IS THERE LITTLE COMMUNICATIN IN YOUR ROMANTIC RELATIONSHIP?

Does your partner listen attentively to what you say? Does he/she remember important issues you discussed the day after? Do they ask pertinent questions about your issues? Do they ask how they can be of help or if they should keep a distance? If you say you want input, do you get it or a shrug and waning attention. It’s important to watch and see if your partner tends to say no to every request you make without seeming to mull it over or ask more questions about it.

How about this important issue — does he/she do their domestic tasks without nagging to get them done? If you don’t live together and you make dinner does your romantic interest help with cleanup? Is that person watching sports or favorite TV programs more than talking to you? If more time is spent with buddies or girlfriends as a regular habit rather than with you, you might want to deal with that. If you complain  do you get called a nag or too controlling and seething anger?

It’s important to introduce your partner, after a reasonable amount of time, to your family. Are they reluctant or do it grudgingly? If family is important to you it’s possibly a deep conflicting situation. When you are out with your your lover’s friends and it’s all comfortable that’s fine, but if out with your friends and tensions rise, then ask why. If your answer is there’s no common ground or some other issue and no compromise in sight, look very carefully at these red flags. Does your partner demand that you fit into a traditional gender role without any leeway for an equal exchange and it disturbs you – time to question the relationship.
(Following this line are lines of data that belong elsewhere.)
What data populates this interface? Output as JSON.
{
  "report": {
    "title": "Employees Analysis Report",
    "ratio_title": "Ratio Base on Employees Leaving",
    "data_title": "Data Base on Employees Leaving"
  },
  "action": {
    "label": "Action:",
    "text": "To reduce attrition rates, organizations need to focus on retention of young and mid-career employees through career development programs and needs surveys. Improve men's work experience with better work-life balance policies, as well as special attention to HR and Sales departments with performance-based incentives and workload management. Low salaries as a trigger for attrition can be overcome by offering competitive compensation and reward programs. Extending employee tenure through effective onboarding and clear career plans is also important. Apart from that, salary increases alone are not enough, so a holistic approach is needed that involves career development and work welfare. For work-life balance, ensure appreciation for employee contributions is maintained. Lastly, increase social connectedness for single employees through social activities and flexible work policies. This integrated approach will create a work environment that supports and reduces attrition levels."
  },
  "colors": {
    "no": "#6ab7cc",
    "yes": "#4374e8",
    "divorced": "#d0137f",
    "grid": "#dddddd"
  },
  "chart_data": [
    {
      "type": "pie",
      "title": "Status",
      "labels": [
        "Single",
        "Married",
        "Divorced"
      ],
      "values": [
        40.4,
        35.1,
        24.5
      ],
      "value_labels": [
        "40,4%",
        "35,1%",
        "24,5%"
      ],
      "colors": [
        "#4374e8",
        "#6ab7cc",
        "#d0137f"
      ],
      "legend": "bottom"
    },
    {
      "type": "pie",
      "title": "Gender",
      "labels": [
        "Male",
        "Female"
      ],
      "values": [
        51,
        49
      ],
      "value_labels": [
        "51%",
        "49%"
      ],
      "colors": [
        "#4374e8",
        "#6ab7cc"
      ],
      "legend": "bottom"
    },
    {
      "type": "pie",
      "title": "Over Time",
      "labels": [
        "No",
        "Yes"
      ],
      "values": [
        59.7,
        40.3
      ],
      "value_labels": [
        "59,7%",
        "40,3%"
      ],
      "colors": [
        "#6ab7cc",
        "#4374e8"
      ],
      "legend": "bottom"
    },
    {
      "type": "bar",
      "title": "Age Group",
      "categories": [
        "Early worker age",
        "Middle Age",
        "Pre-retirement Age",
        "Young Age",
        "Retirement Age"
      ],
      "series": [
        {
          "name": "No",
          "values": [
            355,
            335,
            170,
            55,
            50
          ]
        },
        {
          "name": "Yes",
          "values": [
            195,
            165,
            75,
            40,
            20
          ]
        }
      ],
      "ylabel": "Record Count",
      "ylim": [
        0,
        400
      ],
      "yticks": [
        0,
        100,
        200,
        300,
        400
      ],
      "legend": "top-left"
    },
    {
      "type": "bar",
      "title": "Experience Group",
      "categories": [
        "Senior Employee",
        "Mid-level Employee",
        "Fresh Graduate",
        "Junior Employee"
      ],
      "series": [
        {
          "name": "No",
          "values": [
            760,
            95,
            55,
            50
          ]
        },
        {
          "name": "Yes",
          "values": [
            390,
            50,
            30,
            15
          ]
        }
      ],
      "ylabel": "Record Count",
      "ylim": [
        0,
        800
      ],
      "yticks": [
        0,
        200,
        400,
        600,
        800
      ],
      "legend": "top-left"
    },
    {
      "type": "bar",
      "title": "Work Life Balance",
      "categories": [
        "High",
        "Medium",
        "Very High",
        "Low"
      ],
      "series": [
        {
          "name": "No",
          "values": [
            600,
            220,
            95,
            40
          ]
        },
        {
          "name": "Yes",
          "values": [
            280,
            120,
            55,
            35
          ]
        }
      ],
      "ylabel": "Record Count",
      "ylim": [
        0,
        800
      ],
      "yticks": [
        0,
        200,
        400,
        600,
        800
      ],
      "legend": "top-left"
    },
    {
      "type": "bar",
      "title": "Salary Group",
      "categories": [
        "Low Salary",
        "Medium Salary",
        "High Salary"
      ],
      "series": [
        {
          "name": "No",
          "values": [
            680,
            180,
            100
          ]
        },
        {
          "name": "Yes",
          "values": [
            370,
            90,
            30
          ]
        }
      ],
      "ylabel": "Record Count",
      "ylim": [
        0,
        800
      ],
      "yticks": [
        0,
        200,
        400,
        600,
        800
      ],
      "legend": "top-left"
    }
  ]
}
A good way to avoid a lot of misconceptions is that once you feel committed to a person try to set up, verbally or written, with both parties, what  likes and dislikes you have. If that person is unwilling and it’s important to you it might spell trouble ahead. It’s very important to know upfront how each of you functions, feels, thinks and behaves. Know what you can negotiate and what you can’t. Listen carefully to your partner and expect the same.
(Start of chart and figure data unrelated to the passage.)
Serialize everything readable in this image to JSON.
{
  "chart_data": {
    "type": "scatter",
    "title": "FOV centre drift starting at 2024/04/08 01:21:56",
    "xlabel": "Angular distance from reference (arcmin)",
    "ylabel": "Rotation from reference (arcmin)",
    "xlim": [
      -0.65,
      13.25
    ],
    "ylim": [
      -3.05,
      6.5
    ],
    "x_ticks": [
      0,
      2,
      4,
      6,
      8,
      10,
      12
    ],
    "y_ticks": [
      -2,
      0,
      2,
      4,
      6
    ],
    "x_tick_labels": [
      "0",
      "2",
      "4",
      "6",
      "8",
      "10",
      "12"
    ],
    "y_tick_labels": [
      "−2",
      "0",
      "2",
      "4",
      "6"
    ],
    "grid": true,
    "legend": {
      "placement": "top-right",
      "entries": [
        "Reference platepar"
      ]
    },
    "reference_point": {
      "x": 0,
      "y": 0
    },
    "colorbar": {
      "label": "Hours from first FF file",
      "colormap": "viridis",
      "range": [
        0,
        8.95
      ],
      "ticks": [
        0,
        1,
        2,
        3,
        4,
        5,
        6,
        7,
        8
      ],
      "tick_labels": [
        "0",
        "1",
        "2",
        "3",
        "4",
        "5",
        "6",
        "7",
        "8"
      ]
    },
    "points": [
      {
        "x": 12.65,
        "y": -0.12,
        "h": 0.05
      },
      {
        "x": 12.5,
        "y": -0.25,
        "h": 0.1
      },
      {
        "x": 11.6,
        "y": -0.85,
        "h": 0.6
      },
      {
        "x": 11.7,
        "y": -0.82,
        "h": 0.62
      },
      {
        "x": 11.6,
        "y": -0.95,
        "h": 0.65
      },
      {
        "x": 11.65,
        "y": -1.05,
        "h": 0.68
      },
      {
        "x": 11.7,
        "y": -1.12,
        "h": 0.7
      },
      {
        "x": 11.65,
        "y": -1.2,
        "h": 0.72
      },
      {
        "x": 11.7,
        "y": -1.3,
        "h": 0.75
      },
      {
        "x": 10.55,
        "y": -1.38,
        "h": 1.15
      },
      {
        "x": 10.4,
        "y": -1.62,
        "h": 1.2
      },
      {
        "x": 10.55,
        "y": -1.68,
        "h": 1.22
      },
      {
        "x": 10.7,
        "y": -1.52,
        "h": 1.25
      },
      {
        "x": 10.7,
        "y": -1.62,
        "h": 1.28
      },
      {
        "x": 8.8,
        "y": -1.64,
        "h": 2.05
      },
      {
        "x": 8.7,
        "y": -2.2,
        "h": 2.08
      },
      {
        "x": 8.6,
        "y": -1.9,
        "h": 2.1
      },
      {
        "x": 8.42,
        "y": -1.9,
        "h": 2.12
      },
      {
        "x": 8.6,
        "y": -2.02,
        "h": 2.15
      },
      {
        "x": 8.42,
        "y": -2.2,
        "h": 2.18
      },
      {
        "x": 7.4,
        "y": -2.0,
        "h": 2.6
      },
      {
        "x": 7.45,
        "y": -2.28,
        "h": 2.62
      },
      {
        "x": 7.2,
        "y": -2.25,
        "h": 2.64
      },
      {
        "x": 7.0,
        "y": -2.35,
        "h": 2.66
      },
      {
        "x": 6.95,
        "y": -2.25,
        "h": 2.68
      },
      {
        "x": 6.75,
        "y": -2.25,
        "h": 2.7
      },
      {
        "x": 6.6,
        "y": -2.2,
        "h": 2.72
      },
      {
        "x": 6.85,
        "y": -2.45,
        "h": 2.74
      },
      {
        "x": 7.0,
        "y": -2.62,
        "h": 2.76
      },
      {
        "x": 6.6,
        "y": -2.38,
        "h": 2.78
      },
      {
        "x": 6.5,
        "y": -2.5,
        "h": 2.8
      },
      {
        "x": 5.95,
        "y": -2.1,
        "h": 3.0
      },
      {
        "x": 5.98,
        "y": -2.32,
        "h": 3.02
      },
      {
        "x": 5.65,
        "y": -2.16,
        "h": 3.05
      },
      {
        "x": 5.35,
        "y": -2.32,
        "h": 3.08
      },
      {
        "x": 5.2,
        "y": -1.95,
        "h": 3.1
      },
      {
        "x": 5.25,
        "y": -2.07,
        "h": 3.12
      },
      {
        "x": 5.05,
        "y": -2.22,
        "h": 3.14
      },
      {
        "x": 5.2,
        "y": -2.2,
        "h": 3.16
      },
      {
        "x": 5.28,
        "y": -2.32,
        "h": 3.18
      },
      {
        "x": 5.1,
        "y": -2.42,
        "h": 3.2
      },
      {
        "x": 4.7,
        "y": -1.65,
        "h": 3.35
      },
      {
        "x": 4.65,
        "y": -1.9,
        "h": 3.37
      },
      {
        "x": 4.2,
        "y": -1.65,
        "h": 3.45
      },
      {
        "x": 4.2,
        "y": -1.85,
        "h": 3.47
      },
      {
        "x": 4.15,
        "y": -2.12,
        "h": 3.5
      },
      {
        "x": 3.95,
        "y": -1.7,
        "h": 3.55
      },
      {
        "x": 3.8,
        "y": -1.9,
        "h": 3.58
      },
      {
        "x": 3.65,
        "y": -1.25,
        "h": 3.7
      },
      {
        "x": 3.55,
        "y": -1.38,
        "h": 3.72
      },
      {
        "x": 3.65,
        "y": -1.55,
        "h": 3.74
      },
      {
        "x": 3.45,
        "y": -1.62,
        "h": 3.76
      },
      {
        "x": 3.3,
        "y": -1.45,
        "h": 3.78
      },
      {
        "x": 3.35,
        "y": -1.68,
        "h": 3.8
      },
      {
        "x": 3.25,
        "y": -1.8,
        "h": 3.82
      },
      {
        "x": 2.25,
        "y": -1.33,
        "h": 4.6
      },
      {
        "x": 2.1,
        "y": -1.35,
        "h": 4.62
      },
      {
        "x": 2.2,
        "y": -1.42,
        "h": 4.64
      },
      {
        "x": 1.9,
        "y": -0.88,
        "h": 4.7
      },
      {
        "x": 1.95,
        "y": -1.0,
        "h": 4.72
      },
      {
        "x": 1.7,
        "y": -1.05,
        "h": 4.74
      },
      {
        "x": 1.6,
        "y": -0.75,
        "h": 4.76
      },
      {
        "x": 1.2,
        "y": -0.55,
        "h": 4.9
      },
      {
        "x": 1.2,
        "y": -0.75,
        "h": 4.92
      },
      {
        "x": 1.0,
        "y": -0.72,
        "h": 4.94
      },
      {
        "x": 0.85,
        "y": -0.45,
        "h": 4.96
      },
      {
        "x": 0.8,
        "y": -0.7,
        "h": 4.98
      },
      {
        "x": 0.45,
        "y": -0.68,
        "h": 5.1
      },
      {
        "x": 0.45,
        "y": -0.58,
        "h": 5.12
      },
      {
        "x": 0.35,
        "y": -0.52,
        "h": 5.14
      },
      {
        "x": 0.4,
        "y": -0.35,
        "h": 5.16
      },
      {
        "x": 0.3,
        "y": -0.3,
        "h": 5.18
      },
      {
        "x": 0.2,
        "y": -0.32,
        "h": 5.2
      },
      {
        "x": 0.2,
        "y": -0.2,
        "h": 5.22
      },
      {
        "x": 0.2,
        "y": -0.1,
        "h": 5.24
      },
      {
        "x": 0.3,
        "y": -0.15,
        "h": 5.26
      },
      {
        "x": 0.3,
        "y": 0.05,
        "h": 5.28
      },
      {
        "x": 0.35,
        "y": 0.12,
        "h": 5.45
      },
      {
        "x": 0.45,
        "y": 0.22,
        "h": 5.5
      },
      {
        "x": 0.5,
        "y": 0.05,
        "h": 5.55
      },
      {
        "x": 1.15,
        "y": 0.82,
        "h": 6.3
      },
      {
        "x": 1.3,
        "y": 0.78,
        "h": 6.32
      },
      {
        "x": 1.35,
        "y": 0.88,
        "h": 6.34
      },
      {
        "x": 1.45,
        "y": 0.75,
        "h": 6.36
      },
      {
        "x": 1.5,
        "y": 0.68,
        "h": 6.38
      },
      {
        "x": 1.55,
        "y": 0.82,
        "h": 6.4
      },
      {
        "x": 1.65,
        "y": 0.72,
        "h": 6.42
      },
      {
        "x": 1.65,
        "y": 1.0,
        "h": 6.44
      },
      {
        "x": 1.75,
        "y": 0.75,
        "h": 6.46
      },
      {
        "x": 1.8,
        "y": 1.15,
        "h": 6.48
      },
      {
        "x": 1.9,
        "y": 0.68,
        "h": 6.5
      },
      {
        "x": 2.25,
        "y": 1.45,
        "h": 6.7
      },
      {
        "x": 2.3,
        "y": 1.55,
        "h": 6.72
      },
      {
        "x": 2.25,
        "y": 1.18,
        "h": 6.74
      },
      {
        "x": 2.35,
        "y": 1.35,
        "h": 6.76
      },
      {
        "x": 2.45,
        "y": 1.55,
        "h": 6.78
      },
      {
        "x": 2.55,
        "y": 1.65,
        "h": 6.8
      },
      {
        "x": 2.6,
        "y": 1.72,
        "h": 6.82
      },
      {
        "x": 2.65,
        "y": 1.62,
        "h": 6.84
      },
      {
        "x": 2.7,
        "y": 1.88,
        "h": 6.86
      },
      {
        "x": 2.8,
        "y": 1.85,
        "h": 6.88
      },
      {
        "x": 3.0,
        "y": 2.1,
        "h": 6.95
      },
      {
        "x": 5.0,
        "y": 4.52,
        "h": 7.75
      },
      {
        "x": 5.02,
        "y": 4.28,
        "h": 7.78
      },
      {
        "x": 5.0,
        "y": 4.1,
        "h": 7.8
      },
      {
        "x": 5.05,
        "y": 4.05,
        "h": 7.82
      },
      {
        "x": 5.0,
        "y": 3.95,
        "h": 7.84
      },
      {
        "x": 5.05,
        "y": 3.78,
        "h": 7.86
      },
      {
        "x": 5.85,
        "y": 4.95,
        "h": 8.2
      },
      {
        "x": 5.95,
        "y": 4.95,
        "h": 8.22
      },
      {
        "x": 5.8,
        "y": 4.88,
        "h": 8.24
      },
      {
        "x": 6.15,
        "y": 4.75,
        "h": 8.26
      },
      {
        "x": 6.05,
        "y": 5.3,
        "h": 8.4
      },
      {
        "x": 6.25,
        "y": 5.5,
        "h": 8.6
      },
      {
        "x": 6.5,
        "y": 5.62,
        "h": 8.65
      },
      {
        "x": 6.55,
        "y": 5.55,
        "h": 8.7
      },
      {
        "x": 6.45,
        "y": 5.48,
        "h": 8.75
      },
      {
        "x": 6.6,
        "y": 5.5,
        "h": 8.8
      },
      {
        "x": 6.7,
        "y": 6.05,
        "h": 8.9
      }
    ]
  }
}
And if you decide to keep all problems under wraps until you get married, thinking you can make changes then? Think again. Good chance you will not change that person and it is unfair to spring it on them after signing that certificate when you have tolerated annoying habits during the courtship. Use your brain as well as your heart to clear a path to a great relationship

Do People Rush Into Second Marriages Too Soon

The tendency to rush into marriage too soon after becoming single is risky. Approximately 68% of second marriages fail. The percentages go up with subsequent marriages. Males might be too eager to reenter marriage because they miss the amenities society grants to men in that institution. They might be seeking remarriage because they want an easier and simpler personal life style – aided by the little woman.

When single women marry too soon after a divorce or widowhood, they, too, face a negative impact. If they are only seeking security and/or the image a married woman presents to society they might be overlooking red flags or perhaps recognizing them and putting them aside. There is still the misconception that marriage will change a spouse. This happens infrequently. 

Single women often have a good support system with other women. Men usually don’t do that kind of networking. Women are more into making social arrangements than men. Men can become more dependent because they often lack the skills to keep a social life together. In marriage men might find relief from domestic responsibility and daily living decisions, leaving all that sissy stuff to their wives whereas women often feel put upon in taking up more and more tasks.  

It might boost the success rate of second plus marriages if all newly single people would become more amenable to waiting longer. That hiatus should be used to discover reasons why the first or second (or more) time around failed. That means unearthing and understanding motivations and behavior. Once one develops insight into themselves, they are in a better position to find a satisfying relationship based on love, commonality of interests, communication, carefully planned blending of families or any other issues of importance in relationships. This is the path to being much more mature in a relationship and therefore better able to find contentment.